We’ve never had someone who tried to do it — never.

CCN: Some are concerned that these machines could be manipulated in the event of lax security. Is it possible that not all county clerks in Colorado are as careful about security as you have been in Arapahoe County?

Doty: We all operate under the same laws and rules. They do the same thing, and you have to submit your election plan to the secretary of state’s office and you outline all of those issues.

CCN: Which method do you think is more susceptible to malfeasance, DREs or paper ballots?

Doty: Paper, absolutely. You lose paper ballots. It’s been done. You could have people marking them differently. Let’s say there’s a race for president. You didn’t like how that person voted. You can draw another line there and have an over-vote and it doesn’t count at all.

CCN: But as you say, clerks would have both a Democrat and a Republican overseeing the process.

Doty: It doesn’t happen because we have a Democrat and a Republican on teams that are involved with every single step of the process. My question is, why are we trying to fix something that ain’t broken?

Another point is our election costs are going to go up exponentially because paper ballots are expensive to print and it takes longer to process. There are many more steps involved. Our DREs can handle an infinite number of voters — infinite isn’t quite the number, but a lot of voters.

Thousands and thousands of those blank ballots get destroyed after Election Day because they weren’t needed. I don’t know how many people are going to show up on Election Day.

And then early voting is another issue. I have eight early-voting locations in my county. I have 340,000 voters. I have to plan for those voters going to any one of those eight locations and vote early. Think of the number of paper ballots I have to have if I can’t use my DREs.

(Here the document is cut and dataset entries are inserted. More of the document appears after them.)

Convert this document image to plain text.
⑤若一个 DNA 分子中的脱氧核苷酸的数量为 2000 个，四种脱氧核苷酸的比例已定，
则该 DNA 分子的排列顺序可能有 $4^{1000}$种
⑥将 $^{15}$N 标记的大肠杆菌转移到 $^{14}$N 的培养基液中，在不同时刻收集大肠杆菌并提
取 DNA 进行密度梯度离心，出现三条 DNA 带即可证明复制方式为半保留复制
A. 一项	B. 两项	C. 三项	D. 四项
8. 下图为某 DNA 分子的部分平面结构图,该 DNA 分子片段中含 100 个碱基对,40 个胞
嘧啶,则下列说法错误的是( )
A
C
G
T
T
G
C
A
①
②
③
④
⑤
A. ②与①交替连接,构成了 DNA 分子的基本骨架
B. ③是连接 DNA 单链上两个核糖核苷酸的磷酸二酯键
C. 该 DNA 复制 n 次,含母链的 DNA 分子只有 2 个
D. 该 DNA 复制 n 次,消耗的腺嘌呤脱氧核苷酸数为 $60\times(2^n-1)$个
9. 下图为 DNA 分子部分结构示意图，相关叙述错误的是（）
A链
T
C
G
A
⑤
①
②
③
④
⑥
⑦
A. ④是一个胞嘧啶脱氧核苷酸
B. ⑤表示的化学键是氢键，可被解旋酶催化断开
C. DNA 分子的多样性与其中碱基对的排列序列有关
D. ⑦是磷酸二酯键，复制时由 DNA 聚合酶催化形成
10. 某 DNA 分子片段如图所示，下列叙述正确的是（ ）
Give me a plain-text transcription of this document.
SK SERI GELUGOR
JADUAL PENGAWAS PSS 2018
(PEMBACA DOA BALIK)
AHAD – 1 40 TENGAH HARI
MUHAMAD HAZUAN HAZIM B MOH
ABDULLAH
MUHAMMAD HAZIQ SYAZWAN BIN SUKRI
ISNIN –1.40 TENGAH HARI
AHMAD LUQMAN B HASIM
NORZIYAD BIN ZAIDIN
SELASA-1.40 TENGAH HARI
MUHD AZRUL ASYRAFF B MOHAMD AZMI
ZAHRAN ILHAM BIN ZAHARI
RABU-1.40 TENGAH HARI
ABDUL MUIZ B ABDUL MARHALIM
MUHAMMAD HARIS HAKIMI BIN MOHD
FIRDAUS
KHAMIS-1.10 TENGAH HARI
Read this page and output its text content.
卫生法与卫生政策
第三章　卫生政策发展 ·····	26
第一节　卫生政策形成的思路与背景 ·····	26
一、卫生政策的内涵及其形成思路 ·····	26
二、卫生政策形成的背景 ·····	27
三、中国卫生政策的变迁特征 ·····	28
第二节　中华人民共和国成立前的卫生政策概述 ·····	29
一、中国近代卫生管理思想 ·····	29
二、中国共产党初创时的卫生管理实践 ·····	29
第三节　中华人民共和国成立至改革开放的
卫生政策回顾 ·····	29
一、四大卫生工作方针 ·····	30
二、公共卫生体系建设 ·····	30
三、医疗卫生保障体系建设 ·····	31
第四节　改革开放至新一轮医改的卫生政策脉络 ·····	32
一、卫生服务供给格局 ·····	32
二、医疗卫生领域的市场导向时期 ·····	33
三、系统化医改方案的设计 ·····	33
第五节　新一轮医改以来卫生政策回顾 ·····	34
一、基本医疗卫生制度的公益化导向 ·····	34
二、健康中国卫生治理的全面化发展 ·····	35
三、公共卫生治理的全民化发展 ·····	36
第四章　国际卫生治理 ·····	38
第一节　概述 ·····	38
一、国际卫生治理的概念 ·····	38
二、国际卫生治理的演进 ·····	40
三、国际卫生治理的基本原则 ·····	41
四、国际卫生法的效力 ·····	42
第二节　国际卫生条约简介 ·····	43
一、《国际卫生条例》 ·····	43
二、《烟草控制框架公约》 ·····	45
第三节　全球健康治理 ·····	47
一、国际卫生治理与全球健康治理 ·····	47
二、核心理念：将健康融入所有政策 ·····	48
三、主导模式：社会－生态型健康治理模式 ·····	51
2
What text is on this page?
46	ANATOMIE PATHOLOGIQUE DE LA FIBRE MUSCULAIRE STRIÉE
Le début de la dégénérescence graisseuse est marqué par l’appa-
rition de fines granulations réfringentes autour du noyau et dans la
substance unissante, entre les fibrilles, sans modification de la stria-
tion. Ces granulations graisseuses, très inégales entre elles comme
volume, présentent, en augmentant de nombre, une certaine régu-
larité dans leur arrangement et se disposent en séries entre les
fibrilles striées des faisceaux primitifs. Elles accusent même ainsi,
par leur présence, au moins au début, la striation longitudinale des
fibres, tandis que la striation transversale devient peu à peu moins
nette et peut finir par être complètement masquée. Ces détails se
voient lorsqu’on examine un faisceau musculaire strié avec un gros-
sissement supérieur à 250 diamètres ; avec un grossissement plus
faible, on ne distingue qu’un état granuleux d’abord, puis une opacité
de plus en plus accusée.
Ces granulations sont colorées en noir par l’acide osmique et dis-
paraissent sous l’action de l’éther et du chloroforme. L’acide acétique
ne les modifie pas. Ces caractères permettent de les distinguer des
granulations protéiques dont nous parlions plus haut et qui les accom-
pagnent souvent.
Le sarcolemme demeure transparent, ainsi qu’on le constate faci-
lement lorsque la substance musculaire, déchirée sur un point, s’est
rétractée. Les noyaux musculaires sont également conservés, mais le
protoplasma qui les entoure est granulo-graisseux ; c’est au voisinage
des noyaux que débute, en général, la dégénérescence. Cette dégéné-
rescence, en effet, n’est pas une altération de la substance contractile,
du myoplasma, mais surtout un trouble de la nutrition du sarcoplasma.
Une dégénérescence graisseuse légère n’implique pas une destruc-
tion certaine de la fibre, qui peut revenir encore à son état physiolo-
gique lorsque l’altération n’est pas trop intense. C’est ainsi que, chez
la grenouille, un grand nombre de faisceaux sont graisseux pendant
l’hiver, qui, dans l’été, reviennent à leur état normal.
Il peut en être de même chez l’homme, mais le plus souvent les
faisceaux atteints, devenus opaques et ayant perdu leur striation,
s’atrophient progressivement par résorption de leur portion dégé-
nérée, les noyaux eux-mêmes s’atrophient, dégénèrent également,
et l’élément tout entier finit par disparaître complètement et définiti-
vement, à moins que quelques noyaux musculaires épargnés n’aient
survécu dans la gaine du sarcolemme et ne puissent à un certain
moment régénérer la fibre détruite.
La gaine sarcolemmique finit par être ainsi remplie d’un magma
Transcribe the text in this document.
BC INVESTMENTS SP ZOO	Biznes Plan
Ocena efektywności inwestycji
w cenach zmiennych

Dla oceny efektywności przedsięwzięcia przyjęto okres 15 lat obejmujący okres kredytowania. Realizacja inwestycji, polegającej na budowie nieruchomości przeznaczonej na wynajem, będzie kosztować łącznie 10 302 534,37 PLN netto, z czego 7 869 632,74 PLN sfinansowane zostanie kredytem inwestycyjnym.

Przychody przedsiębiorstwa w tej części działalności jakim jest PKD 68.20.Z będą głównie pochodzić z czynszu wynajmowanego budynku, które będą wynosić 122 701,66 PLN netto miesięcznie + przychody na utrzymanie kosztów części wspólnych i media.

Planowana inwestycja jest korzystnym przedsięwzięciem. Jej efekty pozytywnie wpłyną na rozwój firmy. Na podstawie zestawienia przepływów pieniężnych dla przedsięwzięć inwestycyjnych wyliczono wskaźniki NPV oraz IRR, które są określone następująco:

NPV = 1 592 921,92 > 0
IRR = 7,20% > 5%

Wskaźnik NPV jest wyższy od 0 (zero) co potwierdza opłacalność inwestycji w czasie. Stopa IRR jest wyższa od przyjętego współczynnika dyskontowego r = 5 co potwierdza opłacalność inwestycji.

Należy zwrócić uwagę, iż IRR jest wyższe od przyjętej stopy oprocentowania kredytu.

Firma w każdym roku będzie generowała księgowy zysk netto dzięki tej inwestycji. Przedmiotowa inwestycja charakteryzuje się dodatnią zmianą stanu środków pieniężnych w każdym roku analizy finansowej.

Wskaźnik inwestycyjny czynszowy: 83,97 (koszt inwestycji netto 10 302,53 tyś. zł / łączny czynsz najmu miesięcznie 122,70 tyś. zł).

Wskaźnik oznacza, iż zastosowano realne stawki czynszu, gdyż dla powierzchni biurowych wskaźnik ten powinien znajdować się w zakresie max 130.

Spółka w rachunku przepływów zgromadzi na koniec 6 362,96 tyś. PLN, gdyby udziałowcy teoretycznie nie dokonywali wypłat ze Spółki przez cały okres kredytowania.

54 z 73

CCN: Can you wage a guess about how much more expensive you think it would be to use paper ballots?

Doty: I’m going to say a million more dollars per election. I can give you a very good cost comparison. Arapahoe County’s general election in ’08 cost $1.3 million. Denver County has about the same number of voters that we do. They use paper and theirs cost $2.7 million.

CCN: Are there other variables between the two systems?

Doty: That’s the main difference that I’m aware of.

CCN: Are there any upsides to going paper?

Doty: (laughs) I’d be open to hearing about them. I don’t see one. Think of all the thousands of trees that are going to be killed.